Dr. Marilie Coetsee joined the Jepson School as assistant professor of leadership studies in fall 2018. She currently teaches leadership ethics.

1. Your research explores the ethics of disagreement. What inspired your interest in that area?

I grew up in a relatively religious, conservative family, but went to mostly secular, liberal schools. I had close connections with people in both domains and was always surprised and dismayed by the extent to which people in both domains would leverage apparently decent, good moral principles, to motivate uncharitable and destructive approaches to the disagreements they had with others who contested those principles. Since then, I’ve been concerned to understand how we can maintain appropriate fidelity to important moral principles whilst also showing the right kind of responsiveness and respect to those who dispute them.  

2. A lot of attention has been given to the deep cultural and political divisions within our society today. What are some of the implications of your research for managing disagreements between individuals?

One important implication of my research is that in deciding how to respond to a disagreement with someone about an important moral principle, we need to be careful to distinguish the moral character of that person and the morality of the position that she takes. I argue that there can be obligations to engage someone who disagrees with us in deliberative dialogue even when the position she holds appears so unlikely to be true, or so bad, that (it appears) it does not all on its own merit such engagement, and that this is because the kind of moral character of such a person can nevertheless make her worthy of such engagement.

3. What attracted you to the Jepson School?

As a political philosopher, I’ve always been interested in how ethical questions intersect with questions about leadership; I’ve also always taken a practical, interdisciplinary approach to my research.

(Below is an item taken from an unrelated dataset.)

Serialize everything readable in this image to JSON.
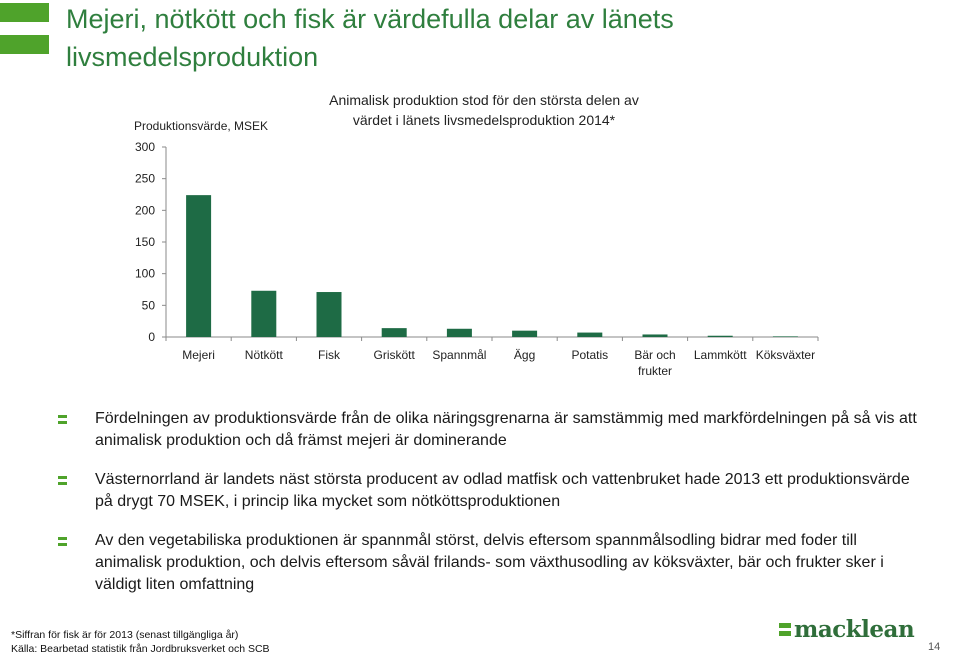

I am passionate about working in a place where — unlike in some theoretically-focused philosophy departments — other faculty care about how their research relates to the real world.

4. You’re currently teaching Leadership Ethics. What do you hope students get out of your courses?  

In his Nicomachean Ethics, Aristotle writes that his lectures on ethics aim not at knowledge, but action. I follow in line with Aristotle in this respect. I hope that students will leave the course not just with a theoretical understanding of the material, but also with practical wisdom about how to approach complex, real-world ethical problems and with the skills to deliberate effectively with others about those problems.

5. What’s your teaching style like?

I aim to show students how the issues we talk about are continuous with problems they have already encountered and found reason to care about, and I try to get students invested enough in the importance of the problems we discuss to sustain their interest in the problems even after it turns out that there are not easy or obvious solutions.

6. What have been your favorite things about Richmond so far?

The things I have liked most so far about the city of Richmond are the number of opportunities for outdoor activity and the great degree to which I’ve found people be to amiable and down-to-earth. As far as the university goes, what I’ve been most impressed by is the openness of communication between students and faculty.